Os actores fazem as várias personagens de cada um destes dramas, mudando de nível com facilidade conforme se revela útil para contar a história. Ora são narradores, ora membros do tribunal, ora personagens do romance. Pedro Gil espalha classe e dignidade, como se mesmo perdendo as estribeiras tivesse a raison d’ État do seu lado; Isabel Abreu faz um Flaubert, deus e réu, pleno de coragem e sensibilidade; Tiago Rodrigues comove a plateia, ao despir-se de artifícios.

Parece que estamos num processo que começa por julgar Flaubert pela obra que escreveu, e que acaba a julgar Madame Bovary pelos crimes de adultério e endividamento que cometeu, mas afinal estamos num tribunal onde, às tantas, os advogados de acusação e defesa se beijam, loucos de desejo um pelo outro, à boca de cena, mesmo à frente de toda a gente, ou seja, afinal estamos num teatro que apresenta à vista de todos o que seria a febre de desejo erótico que, equivalente aos romances de Emma, escandalizasse a moral e bons costumes de hoje. Marinho e Pinto não gostaria de ver. Claro, esta plateia não se escandaliza, e bem pelo contrário, aplaude o beijo, seja entre pessoas do mesmo sexo ou não.
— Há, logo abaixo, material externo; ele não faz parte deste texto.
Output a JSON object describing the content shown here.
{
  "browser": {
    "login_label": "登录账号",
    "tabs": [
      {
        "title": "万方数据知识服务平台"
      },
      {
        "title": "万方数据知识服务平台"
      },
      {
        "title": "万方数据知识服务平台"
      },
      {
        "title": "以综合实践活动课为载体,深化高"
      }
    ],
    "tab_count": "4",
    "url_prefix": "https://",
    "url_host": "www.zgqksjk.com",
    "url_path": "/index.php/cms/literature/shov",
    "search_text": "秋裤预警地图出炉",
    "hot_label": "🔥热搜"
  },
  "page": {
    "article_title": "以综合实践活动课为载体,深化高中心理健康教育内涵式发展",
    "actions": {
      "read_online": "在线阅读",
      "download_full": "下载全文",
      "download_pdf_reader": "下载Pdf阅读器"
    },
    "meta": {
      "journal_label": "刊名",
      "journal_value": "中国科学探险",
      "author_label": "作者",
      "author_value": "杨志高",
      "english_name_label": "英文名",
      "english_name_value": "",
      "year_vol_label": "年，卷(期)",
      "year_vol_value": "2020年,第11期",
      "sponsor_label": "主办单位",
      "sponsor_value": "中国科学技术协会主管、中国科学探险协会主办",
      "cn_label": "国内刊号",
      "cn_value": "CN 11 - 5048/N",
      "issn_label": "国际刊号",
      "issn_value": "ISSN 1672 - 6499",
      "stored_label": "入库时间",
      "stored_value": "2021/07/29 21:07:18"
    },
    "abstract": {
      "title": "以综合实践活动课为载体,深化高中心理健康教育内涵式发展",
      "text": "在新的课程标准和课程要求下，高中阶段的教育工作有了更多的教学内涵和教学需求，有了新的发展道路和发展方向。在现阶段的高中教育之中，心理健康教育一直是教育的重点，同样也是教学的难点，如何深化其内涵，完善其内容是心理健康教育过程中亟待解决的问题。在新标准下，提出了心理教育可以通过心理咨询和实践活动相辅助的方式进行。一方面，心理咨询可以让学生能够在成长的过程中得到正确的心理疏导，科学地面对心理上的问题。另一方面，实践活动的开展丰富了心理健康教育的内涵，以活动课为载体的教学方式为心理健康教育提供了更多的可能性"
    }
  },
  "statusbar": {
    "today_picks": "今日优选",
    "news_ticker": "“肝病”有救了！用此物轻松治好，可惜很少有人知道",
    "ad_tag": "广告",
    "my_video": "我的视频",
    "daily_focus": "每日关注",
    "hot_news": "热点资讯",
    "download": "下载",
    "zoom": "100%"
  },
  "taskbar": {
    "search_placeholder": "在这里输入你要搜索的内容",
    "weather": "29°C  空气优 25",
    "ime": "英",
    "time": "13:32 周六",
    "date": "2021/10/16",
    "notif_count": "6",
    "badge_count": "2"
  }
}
Madame Bovary está para os folhetins e novelas de amor como Dom Quixote para os romances de cavalaria: confundem os sonhos com a realidade. Aquilo que os condena, porém, é o que os salva. Os sofrimentos de Dom Quixote e o suicídio de Bovary redimem os seus pecados, ou pelo menos saldam boa parte da dívida. O ponto de vista de Cervantes, como o de Flaubert, sobre a sua personagem, é irónico, à primeira vista. A imortalidade das personagens, porém, vem da paixão com que agem e, em boa verdade, foram escritas. É entre a paixão e a ironia que ganham vida. Uma das proezas literárias de Flaubert foi conseguir juntar nas mesmas linhas estes dois pontos de vista, de tal modo que parece fazer todo o sentido a frase enigmática “Madame Bovary, c’est moi”, mesmo sabendo que a personagem se suicida.

O fogo da paixão ou, posto de outro modo, o carácter genuíno das escolhas de Emma, parecem purificar os seus pecados. Até o marido parece vingado, e o público consolado, graças ao ingénuo amor que mostra ter pela mulher.

Nesta versão, desmonta-se o enredo folhetinesco do romance, página atrás de página, para expor o mecanismo da obra. O jeito didático prevalece, mesmo quando lhe sobrevém a luxúria bovarista, escondida por baixo das capas, togas e becas do tribunal. A exposição do livro e a discussão dos seus méritos, incluindo a reconstituição de cenas perante um tribunal, pontuadas pelas cartas do próprio Flaubert, fazem a balança pender mais para o lado da ironia do que para o lado da paixão. A comédia do nosso tempo estará em não acreditar em nada?